The Rockford, Mich.-based company said total revenue in the third quarter of 2024 was $440.2 million, down 16.6 percent from $527.7 million the same time last year. Ongoing total revenue in Q3 – which excludes the impact of sold assets like Keds, Sperry and the Wolverine leather business – was $440.1 million, a decrease of 7.0 percent from $473.3 million the prior year period.
While these results are still a marked decrease, Wolverine’s performance this quarter beat analysts’ predictions of sales between $418.6 million and $423.8 million in Q3, according to Yahoo Finance.
The company also beat its own expectations, Chris Hufnagel, president and chief executive officer of Wolverine, said.
“In the third quarter, we delivered better-than-expected revenue and earnings – led by Merrell and Saucony outpacing our forecast – as we continue to make progress on our plan to turnaround and transform the company for the future,” Hufnagel, said in a statement. “We drove another quarter of record gross margin and more than doubled earnings versus last year.”

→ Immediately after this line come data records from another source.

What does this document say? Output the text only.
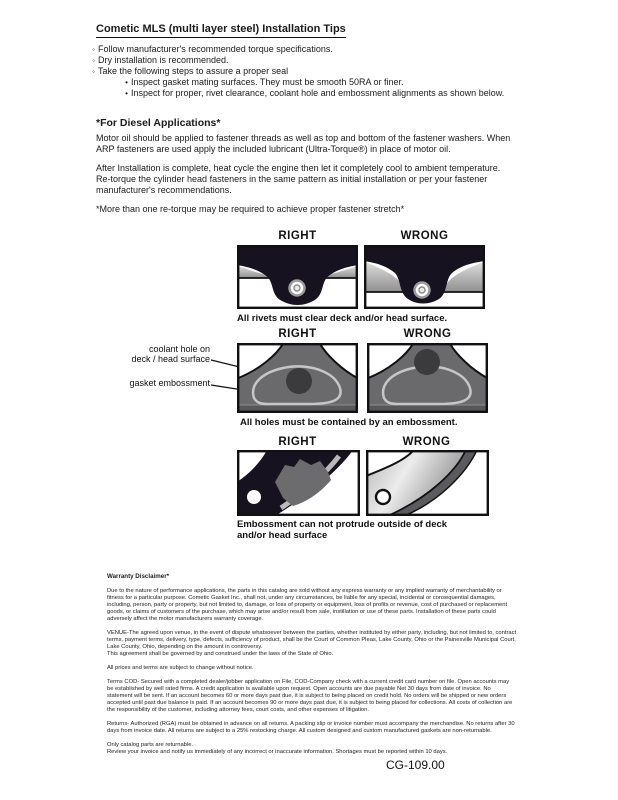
Cometic MLS (multi layer steel) Installation Tips
◦ Follow manufacturer's recommended torque specifications.
◦ Dry installation is recommended.
◦ Take the following steps to assure a proper seal
• Inspect gasket mating surfaces. They must be smooth 50RA or finer.
• Inspect for proper, rivet clearance, coolant hole and embossment alignments as shown below.
*For Diesel Applications*
Motor oil should be applied to fastener threads as well as top and bottom of the fastener washers. When ARP fasteners are used apply the included lubricant (Ultra-Torque®) in place of motor oil.
After Installation is complete, heat cycle the engine then let it completely cool to ambient temperature. Re-torque the cylinder head fasteners in the same pattern as initial installation or per your fastener manufacturer's recommendations.
*More than one re-torque may be required to achieve proper fastener stretch*
RIGHT	WRONG
All rivets must clear deck and/or head surface.
RIGHT	WRONG
coolant hole on
deck / head surface
gasket embossment
All holes must be contained by an embossment.
RIGHT	WRONG
Embossment can not protrude outside of deck
and/or head surface

Warranty Disclaimer*

Due to the nature of performance applications, the parts in this catalog are sold without any express warranty or any implied warranty of merchantability or fitness for a particular purpose. Cometic Gasket Inc., shall not, under any circumstances, be liable for any special, incidental or consequential damages, including, person, party or property, but not limited to, damage, or loss of property or equipment, loss of profits or revenue, cost of purchased or replacement goods, or claims of customers of the purchase, which may arise and/or result from sale, instillation or use of these parts. Installation of these parts could adversely affect the motor manufacturers warranty coverage.

VENUE-The agreed upon venue, in the event of dispute whatsoever between the parties, whether instituted by either party, including, but not limited to, contract terms, payment terms, delivery, type, defects, sufficiency of product, shall be the Court of Common Pleas, Lake County, Ohio or the Painesville Municipal Court, Lake County, Ohio, depending on the amount in controversy.

This agreement shall be governed by and construed under the laws of the State of Ohio.

All prices and terms are subject to change without notice.

Terms COD- Secured with a completed dealer/jobber application on File, COD-Company check with a current credit card number on file. Open accounts may be established by well rated firms. A credit application is available upon request. Open accounts are due payable Net 30 days from date of invoice. No statement will be sent. If an account becomes 60 or more days past due, it is subject to being placed on credit hold. No orders will be shipped or new orders accepted until past due balance is paid. If an account becomes 90 or more days past due, it is subject to being placed for collections. All costs of collection are the responsibility of the customer, including attorney fees, court costs, and other expenses of litigation.

Returns- Authorized (RGA) must be obtained in advance on all returns. A packing slip or invoice number must accompany the merchandise. No returns after 30 days from invoice date. All returns are subject to a 25% restocking charge. All custom designed and custom manufactured gaskets are non-returnable.

Only catalog parts are returnable.

Review your invoice and notify us immediately of any incorrect or inaccurate information. Shortages must be reported within 10 days.

CG-109.00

The CEO added that the company is “moving forward with a stronger platform for growth,” which includes a “rationalized portfolio of authentic brands positioned in attractive categories, a much healthier balance sheet with our restructuring and stabilization efforts largely behind us, and finally, a talented, aligned, and motivated team driving the business each day.”

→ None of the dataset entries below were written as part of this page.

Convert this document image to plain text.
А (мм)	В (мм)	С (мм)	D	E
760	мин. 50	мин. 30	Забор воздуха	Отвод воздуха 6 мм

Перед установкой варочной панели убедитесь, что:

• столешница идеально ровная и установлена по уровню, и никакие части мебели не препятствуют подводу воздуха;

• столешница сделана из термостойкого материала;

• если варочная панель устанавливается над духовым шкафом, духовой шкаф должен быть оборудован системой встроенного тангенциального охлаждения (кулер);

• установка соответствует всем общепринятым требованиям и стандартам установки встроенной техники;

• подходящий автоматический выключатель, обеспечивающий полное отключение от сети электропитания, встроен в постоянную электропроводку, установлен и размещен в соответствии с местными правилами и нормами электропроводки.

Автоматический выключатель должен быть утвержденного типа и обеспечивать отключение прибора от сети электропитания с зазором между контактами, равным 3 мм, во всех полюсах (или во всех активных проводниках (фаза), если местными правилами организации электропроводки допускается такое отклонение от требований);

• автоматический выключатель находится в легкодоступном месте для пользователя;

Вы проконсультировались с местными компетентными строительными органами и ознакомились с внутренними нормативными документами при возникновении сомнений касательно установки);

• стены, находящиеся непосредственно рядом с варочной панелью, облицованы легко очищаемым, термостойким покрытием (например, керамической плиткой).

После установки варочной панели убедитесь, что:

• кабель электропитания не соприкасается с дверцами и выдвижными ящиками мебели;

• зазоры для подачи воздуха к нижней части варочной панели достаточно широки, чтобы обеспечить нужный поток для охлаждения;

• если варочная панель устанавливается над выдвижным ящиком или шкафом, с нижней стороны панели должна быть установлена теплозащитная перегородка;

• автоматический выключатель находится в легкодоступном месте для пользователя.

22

By brand, Merrell and Sweaty Betty led the way in Q3 in terms of growth. At Merrell, net sales in the period were $159.2 million, a 1.4 percent increase from $157.0 million the prior year. At Sweaty Betty, net sales were $46.3 million, a 3.0 percent increase from $45.0 million just a year ago.
Turning to Saucony, sales declined 10 percent to $104.8 million in the third quarter from $116.4 million the same time last year. And the company’s namesake Wolverine brand reported revenues down 12.3 percent in Q3 to $49.4 million from $56.3 million last year.
The company’s international revenue was down 6.6 percent to $213.8 million on a reported basis compared to the prior year, while its direct-to-consumer revenue was also down 17.7 percent on a reported basis to $112.4 million. Net debt at the end of the quarter was $563 million, down $373 million compared to the prior year and down $179 million from the prior year end.
“While pleased with the continued progress and early proof points to our strategies, we remain intently focused on driving the business forward to realize the full potential of our brands and delivering better returns to our shareholders,” the CEO added.
Looking ahead, the company raised its guidance slightly and now expects total revenue from its ongoing business to be approximately $1.730 billion to $1.745 billion for the full fiscal year 2024. This range compares to the previous outlook of approximately $1.71 billion to $1.73 billion for the year.
Diluted earnings per share for the year is now expected to be in the range of 56 cents to 66 cents and adjusted diluted earnings per share in the range of 80 cents to 90 cents. This compares to the previous outlook for diluted earnings per share in the range of 53 cents to 63 cents and adjusted diluted EPS between 75 cents and 85 cents.